Aghios Dimitrios power station at the outskirts of Kozani is Greece's largest lignite- fired power plant. Its first unit was constructed in 1984 and the fifth in 1997, its director Panagiotis Tsanoulas and other PPC employees said while giving Xinhua a tour at the impressive premises and explaining the stages of operation.
Approximately 700 people work at the power plant and a further 1,000 at the nearby mine which supplies it with lignite via a conveyor belt 24 hours a day, 365 days a year.
The South Field lignite mine which is adjacent to Aghios Dimitrios processing plant is the largest in the Balkans. Gigantic excavators reaching up to 45 meters high are extracting the "brown coal" since 1983.
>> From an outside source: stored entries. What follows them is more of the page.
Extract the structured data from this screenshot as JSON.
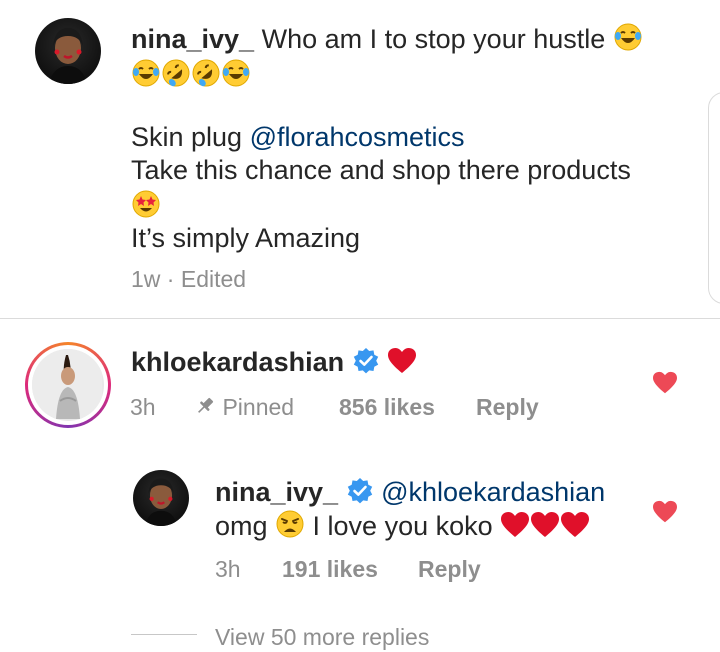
{
  "comment1": {
    "username": "nina_ivy_",
    "text_line1": "Who am I to stop your hustle",
    "emoji_line": [
      "laugh-tears",
      "rofl",
      "rofl",
      "laugh-tears"
    ],
    "line_skin": "Skin plug ",
    "mention": "@florahcosmetics",
    "line_take": "Take this chance and shop there products",
    "emoji_star": "star-struck",
    "line_amazing": "It’s simply Amazing",
    "time": "1w",
    "sep": "·",
    "edited": "Edited"
  },
  "comment2": {
    "username": "khloekardashian",
    "verified": true,
    "emoji": "red-heart",
    "time": "3h",
    "pinned": "Pinned",
    "likes": "856 likes",
    "reply": "Reply",
    "liked": true
  },
  "reply1": {
    "username": "nina_ivy_",
    "verified": true,
    "mention": "@khloekardashian",
    "text_pre": "omg ",
    "text_post": " I love you koko ",
    "time": "3h",
    "likes": "191 likes",
    "reply": "Reply",
    "liked": true
  },
  "view_more": "View 50 more replies",
  "colors": {
    "heart": "#ed4956",
    "verified": "#3897f0",
    "mention": "#00376b",
    "muted": "#8e8e8e"
  }
}
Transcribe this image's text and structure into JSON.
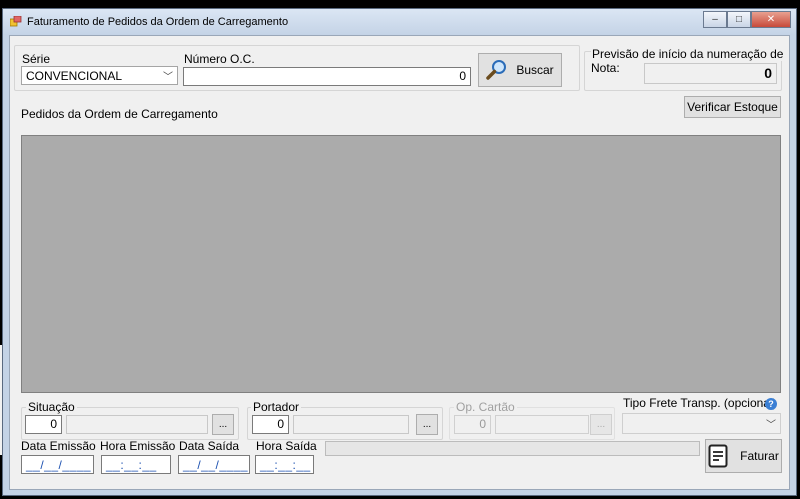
{
  "window": {
    "title": "Faturamento de Pedidos da Ordem de Carregamento",
    "controls": {
      "minimize": "‒",
      "maximize": "□",
      "close": "✕"
    }
  },
  "serie": {
    "label": "Série",
    "selected": "CONVENCIONAL"
  },
  "numero_oc": {
    "label": "Número O.C.",
    "value": "0"
  },
  "buscar": {
    "label": "Buscar"
  },
  "previsao": {
    "label_line1": "Previsão de início da numeração de",
    "label_line2": "Nota:",
    "value": "0"
  },
  "verificar_estoque": {
    "label": "Verificar Estoque"
  },
  "pedidos": {
    "label": "Pedidos da Ordem de Carregamento"
  },
  "situacao": {
    "label": "Situação",
    "code": "0",
    "browse": "..."
  },
  "portador": {
    "label": "Portador",
    "code": "0",
    "browse": "..."
  },
  "op_cartao": {
    "label": "Op. Cartão",
    "code": "0",
    "browse": "..."
  },
  "tipo_frete": {
    "label": "Tipo Frete Transp. (opcional)",
    "help": "?"
  },
  "data_emissao": {
    "label": "Data Emissão",
    "value": "__/__/____"
  },
  "hora_emissao": {
    "label": "Hora Emissão",
    "value": "__:__:__"
  },
  "data_saida": {
    "label": "Data Saída",
    "value": "__/__/____"
  },
  "hora_saida": {
    "label": "Hora Saída",
    "value": "__:__:__"
  },
  "faturar": {
    "label": "Faturar"
  },
  "colors": {
    "grid": "#ababab",
    "accent": "#3b7fd4",
    "mask_text": "#1a4fb0"
  }
}
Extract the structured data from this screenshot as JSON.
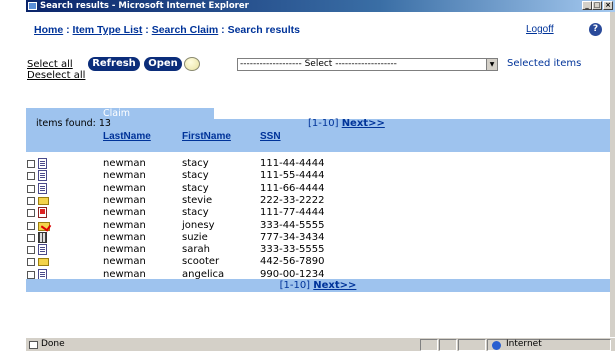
{
  "window": {
    "title": "Search results - Microsoft Internet Explorer",
    "buttons": [
      "_",
      "□",
      "×"
    ]
  },
  "breadcrumb": {
    "home": "Home",
    "sep": " : ",
    "item_type_list": "Item Type List",
    "search_claim": "Search Claim",
    "current": "Search results"
  },
  "header": {
    "logoff": "Logoff",
    "help": "?"
  },
  "toolbar": {
    "select_all": "Select all",
    "deselect_all": "Deselect all",
    "refresh": "Refresh",
    "open": "Open",
    "select_value": "------------------- Select -------------------",
    "selected_items": "Selected items"
  },
  "results": {
    "tab": "Claim",
    "items_found": "items found: 13",
    "range": "[1-10]",
    "next": "Next>>",
    "columns": [
      "LastName",
      "FirstName",
      "SSN"
    ],
    "rows": [
      {
        "icon": "document-icon",
        "last": "newman",
        "first": "stacy",
        "ssn": "111-44-4444"
      },
      {
        "icon": "document-icon",
        "last": "newman",
        "first": "stacy",
        "ssn": "111-55-4444"
      },
      {
        "icon": "document-icon",
        "last": "newman",
        "first": "stacy",
        "ssn": "111-66-4444"
      },
      {
        "icon": "folder-icon",
        "last": "newman",
        "first": "stevie",
        "ssn": "222-33-2222"
      },
      {
        "icon": "red-document-icon",
        "last": "newman",
        "first": "stacy",
        "ssn": "111-77-4444"
      },
      {
        "icon": "folder-check-icon",
        "last": "newman",
        "first": "jonesy",
        "ssn": "333-44-5555"
      },
      {
        "icon": "film-icon",
        "last": "newman",
        "first": "suzie",
        "ssn": "777-34-3434"
      },
      {
        "icon": "document-icon",
        "last": "newman",
        "first": "sarah",
        "ssn": "333-33-5555"
      },
      {
        "icon": "folder-icon",
        "last": "newman",
        "first": "scooter",
        "ssn": "442-56-7890"
      },
      {
        "icon": "document-icon",
        "last": "newman",
        "first": "angelica",
        "ssn": "990-00-1234"
      }
    ]
  },
  "status": {
    "text": "Done",
    "zone": "Internet"
  }
}
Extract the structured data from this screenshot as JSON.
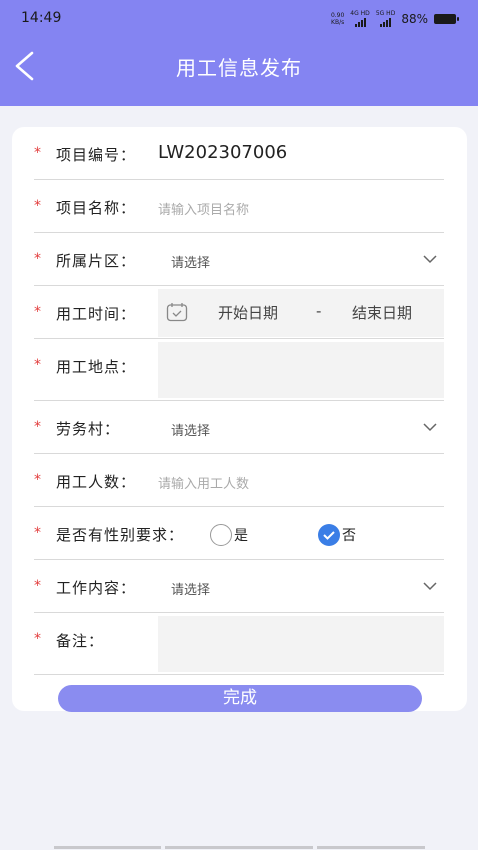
{
  "status": {
    "time": "14:49",
    "net_speed": "0.90\nKB/s",
    "net1": "4G HD",
    "net2": "5G HD",
    "battery": "88%"
  },
  "header": {
    "title": "用工信息发布"
  },
  "form": {
    "project_no": {
      "label": "项目编号：",
      "value": "LW202307006"
    },
    "project_name": {
      "label": "项目名称：",
      "placeholder": "请输入项目名称"
    },
    "area": {
      "label": "所属片区：",
      "value": "请选择"
    },
    "work_time": {
      "label": "用工时间：",
      "start": "开始日期",
      "dash": "-",
      "end": "结束日期"
    },
    "location": {
      "label": "用工地点："
    },
    "labor_village": {
      "label": "劳务村：",
      "value": "请选择"
    },
    "headcount": {
      "label": "用工人数：",
      "placeholder": "请输入用工人数"
    },
    "gender": {
      "label": "是否有性别要求：",
      "option_yes": "是",
      "option_no": "否",
      "selected": "否"
    },
    "content": {
      "label": "工作内容：",
      "value": "请选择"
    },
    "remark": {
      "label": "备注："
    },
    "required_mark": "*"
  },
  "submit_label": "完成",
  "colors": {
    "header": "#8484f2",
    "accent": "#3a7ee6",
    "required": "#e23c3c"
  }
}
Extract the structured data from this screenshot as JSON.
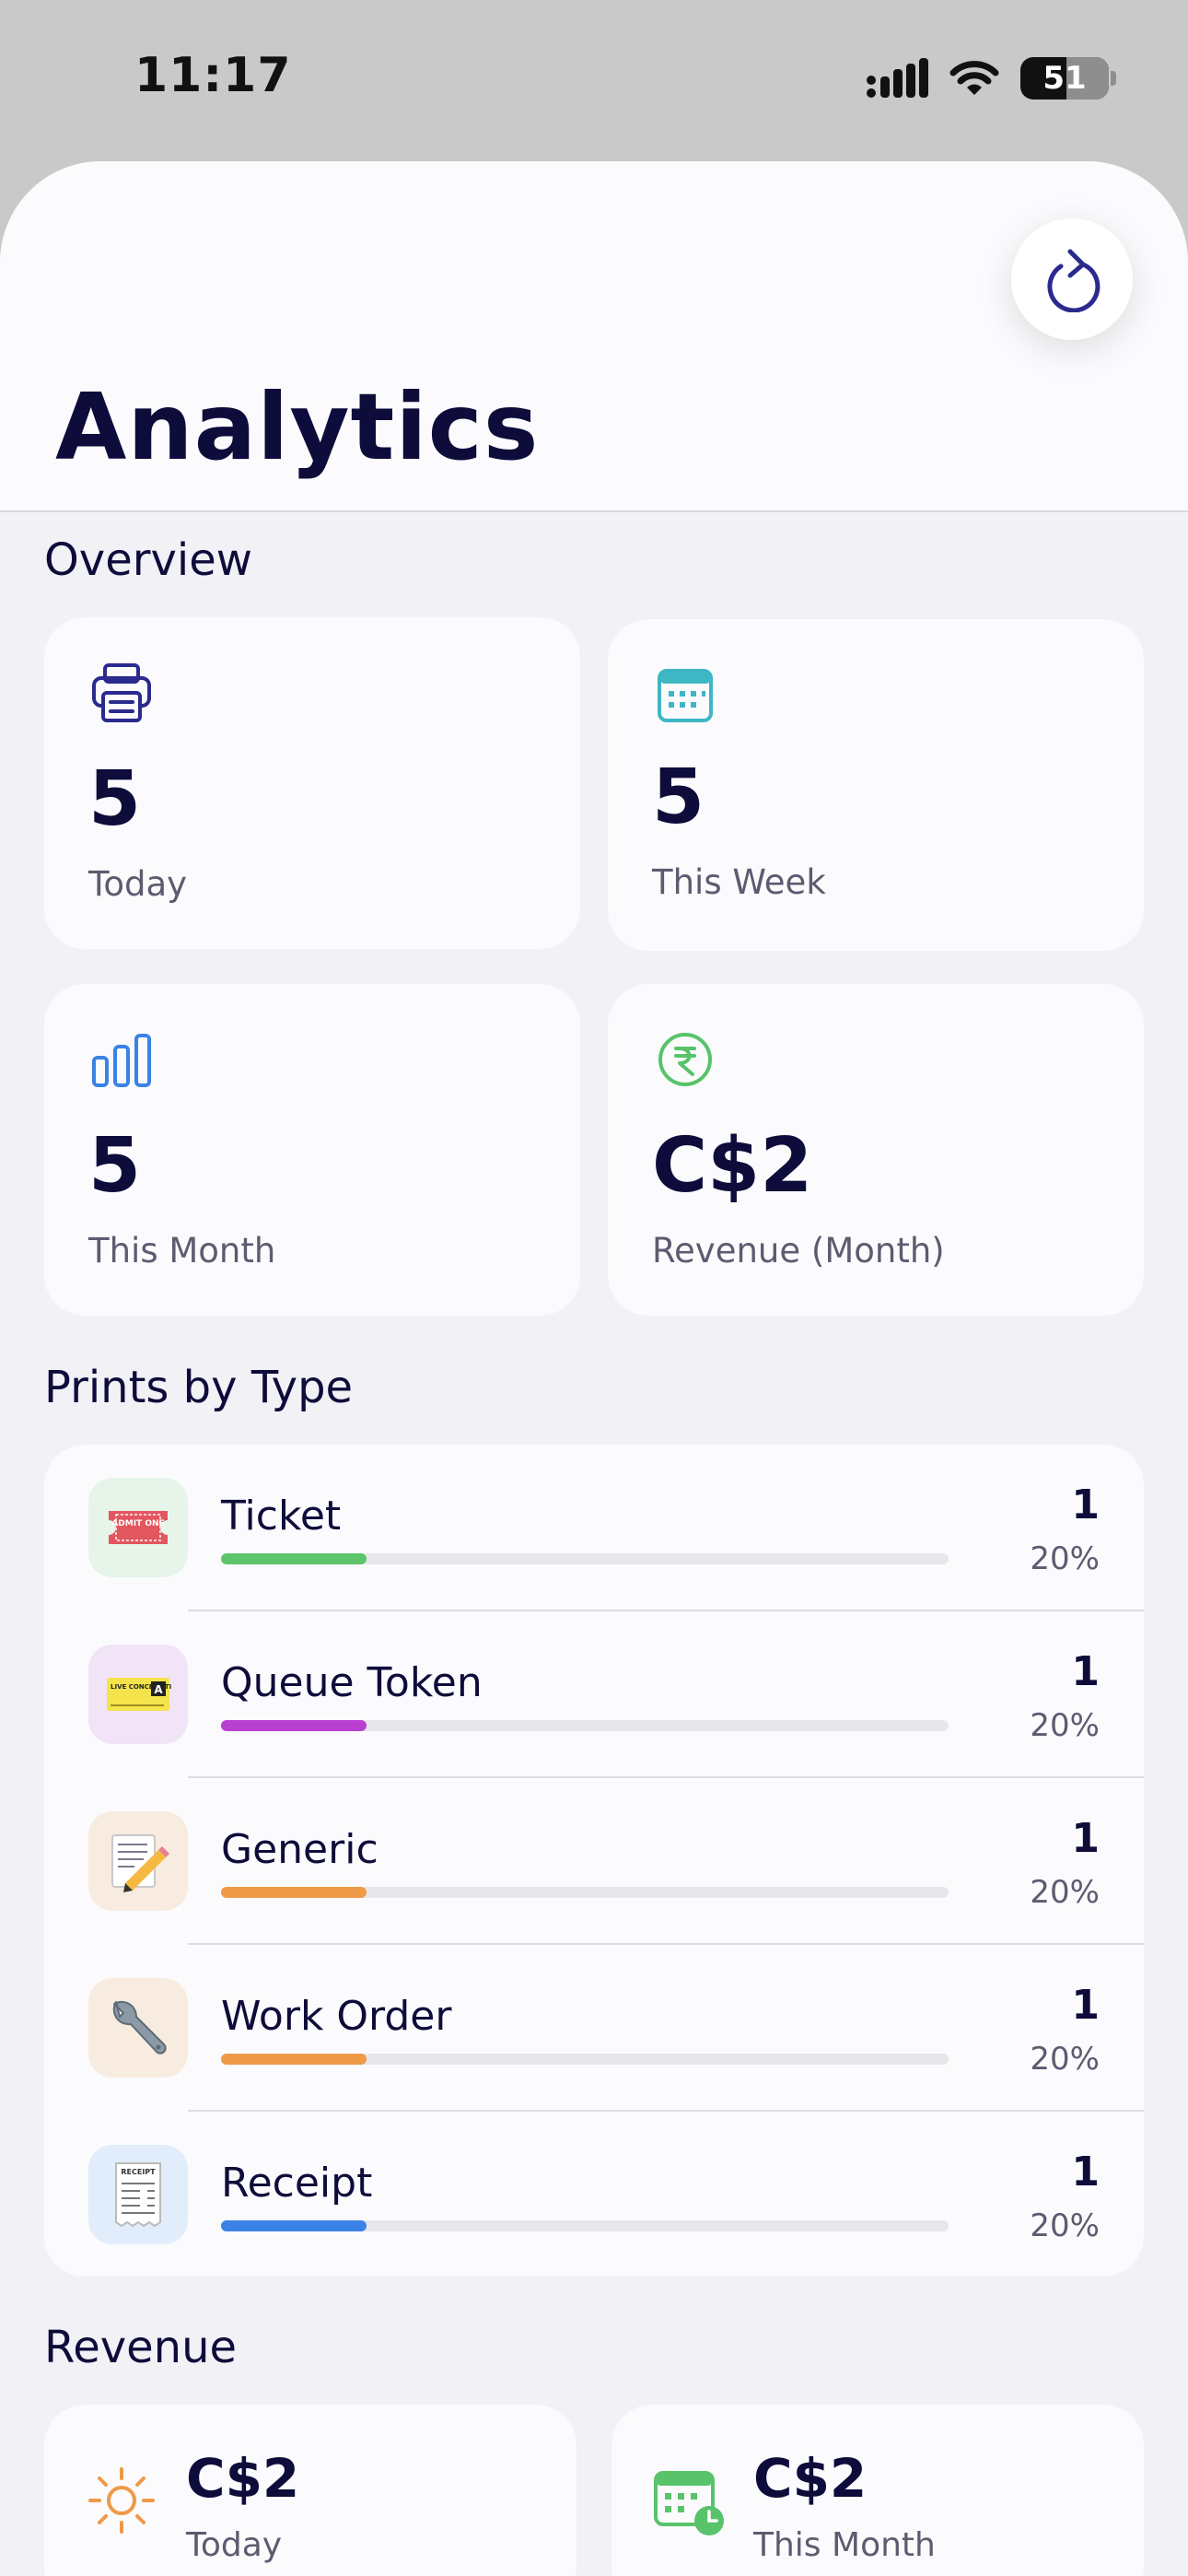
{
  "status_bar": {
    "time": "11:17",
    "battery": "51"
  },
  "header": {
    "title": "Analytics"
  },
  "overview": {
    "title": "Overview",
    "cards": [
      {
        "value": "5",
        "label": "Today",
        "icon": "printer-icon",
        "color": "#2a2a8f"
      },
      {
        "value": "5",
        "label": "This Week",
        "icon": "calendar-icon",
        "color": "#3fb6c4"
      },
      {
        "value": "5",
        "label": "This Month",
        "icon": "bar-chart-icon",
        "color": "#3b82e6"
      },
      {
        "value": "C$2",
        "label": "Revenue (Month)",
        "icon": "rupee-icon",
        "color": "#58c36a"
      }
    ]
  },
  "prints_by_type": {
    "title": "Prints by Type",
    "items": [
      {
        "label": "Ticket",
        "count": "1",
        "percent": "20%",
        "fraction": 0.2,
        "color": "#5cc46a",
        "icon_bg": "#e6f4ea",
        "icon": "admit-one-ticket-icon"
      },
      {
        "label": "Queue Token",
        "count": "1",
        "percent": "20%",
        "fraction": 0.2,
        "color": "#b93fd1",
        "icon_bg": "#f1e4f6",
        "icon": "concert-ticket-icon"
      },
      {
        "label": "Generic",
        "count": "1",
        "percent": "20%",
        "fraction": 0.2,
        "color": "#ef9a48",
        "icon_bg": "#f8ece0",
        "icon": "memo-pencil-icon"
      },
      {
        "label": "Work Order",
        "count": "1",
        "percent": "20%",
        "fraction": 0.2,
        "color": "#ef9a48",
        "icon_bg": "#f8ece0",
        "icon": "wrench-icon"
      },
      {
        "label": "Receipt",
        "count": "1",
        "percent": "20%",
        "fraction": 0.2,
        "color": "#3b82e6",
        "icon_bg": "#e1edfa",
        "icon": "receipt-icon"
      }
    ],
    "icon_text": {
      "ticket": "ADMIT ONE",
      "queue": "LIVE CONCERT TICKET",
      "queue_letter": "A",
      "receipt": "RECEIPT"
    }
  },
  "revenue": {
    "title": "Revenue",
    "cards": [
      {
        "value": "C$2",
        "label": "Today",
        "icon": "sun-icon",
        "color": "#ef9a48"
      },
      {
        "value": "C$2",
        "label": "This Month",
        "icon": "calendar-clock-icon",
        "color": "#58c36a"
      }
    ]
  }
}
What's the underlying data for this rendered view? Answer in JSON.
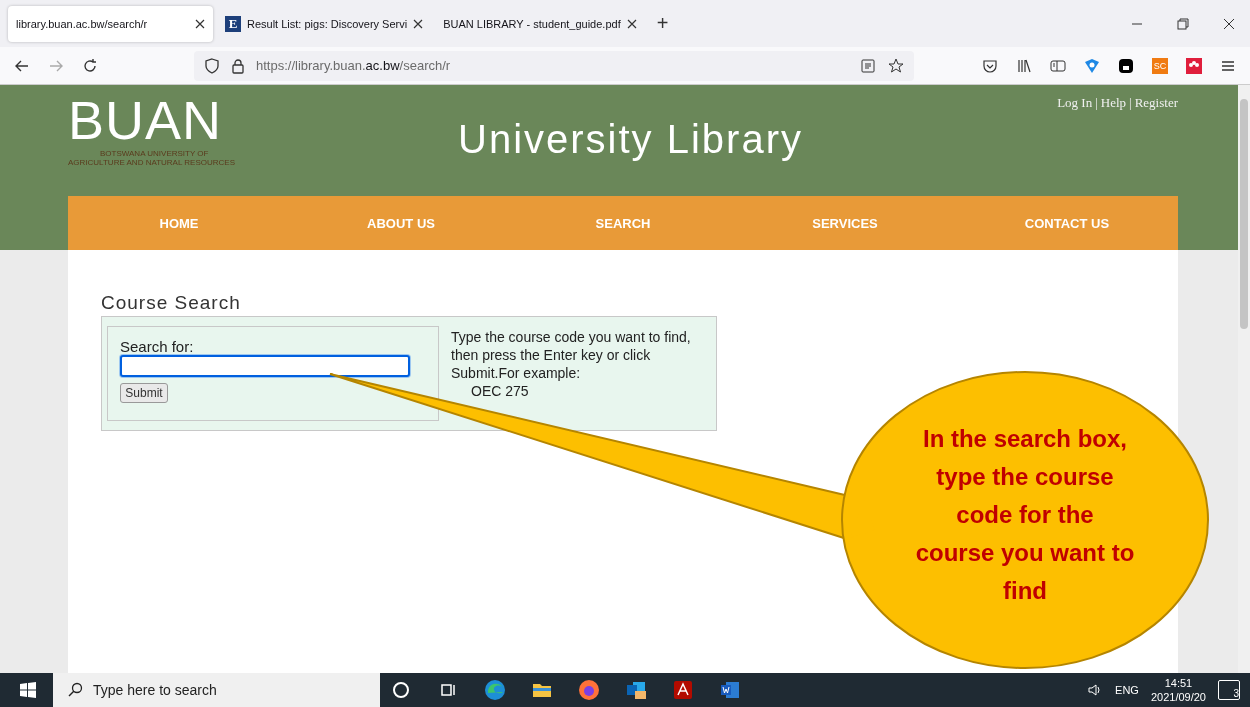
{
  "browser": {
    "tabs": [
      {
        "label": "library.buan.ac.bw/search/r",
        "selected": true
      },
      {
        "label": "Result List: pigs: Discovery Servi",
        "selected": false,
        "favicon": "E"
      },
      {
        "label": "BUAN LIBRARY - student_guide.pdf",
        "selected": false
      }
    ],
    "new_tab": "+",
    "address": {
      "prefix": "https://library.buan.",
      "domain": "ac.bw",
      "path": "/search/r"
    },
    "extension_badge": "SC"
  },
  "site": {
    "logo": {
      "name": "BUAN",
      "tagline_1": "BOTSWANA UNIVERSITY OF",
      "tagline_2": "AGRICULTURE AND NATURAL RESOURCES"
    },
    "title": "University Library",
    "account_links": [
      "Log In",
      "Help",
      "Register"
    ],
    "separator": "|",
    "nav": [
      "HOME",
      "ABOUT US",
      "SEARCH",
      "SERVICES",
      "CONTACT US"
    ]
  },
  "course_search": {
    "heading": "Course Search",
    "label": "Search for:",
    "submit": "Submit",
    "help": "Type the course code you want to find, then press the Enter key or click Submit.For example:",
    "example": "OEC 275"
  },
  "callout": {
    "text": "In the search box, type the course code for the course you want to find"
  },
  "taskbar": {
    "search_placeholder": "Type here to search",
    "language": "ENG",
    "time": "14:51",
    "date": "2021/09/20",
    "notifications": "3"
  }
}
Lignite resources are still in abundance, but Greece faces pressure to reduce lignite fired production of electricity in the future, although investments have been made and measures are taken to keep below European standards dust and gas emissions in the area.
PPC's stance is that for the near future Greece needs to keep at least 27 percent of its electricity produced by lignite fired plants to ensure that its energy needs will be covered and the country will not be largely dependent on natural gas in cases of spikes in prices in the international market, Panagiotakis said.
PPC proposes carefully planned investments in lignite production, such as the Florina project, and joint ventures with investors in upgrading current units and other projects in Greece and the wider Balkans region.
During his two visits to China in 2016 and 2017 as part of the Greek government delegation led by Prime Minister Alexis Tsipras, Panagiotakis had contacts with 21 Chinese companies, visited state-of-the-art power plants and was impressed by the high level of technology used, he said.
The PPC chief is convinced that in Chinese enterprises Greece can find the credible partners she seeks. He is eager to discuss the idea of establishing a smart meters production unit in Greece with CMEC or cooperation in the electric cars sector and the transfer of electricity via underwater cable interconnections linking Crete to the mainland with State Grid, he told Xinhua.
The Greek official was also impressed by Shenhua's research center which is a pioneer in environment protection, as he noted. PPC will explore the prospect of cooperation in research programs.
"I believe that there are great prospects for collaboration," Panagiotakis said.
PPC has a strong brand name in the Balkans and can play a leading role in developments in the energy sector in the area in the future, he added.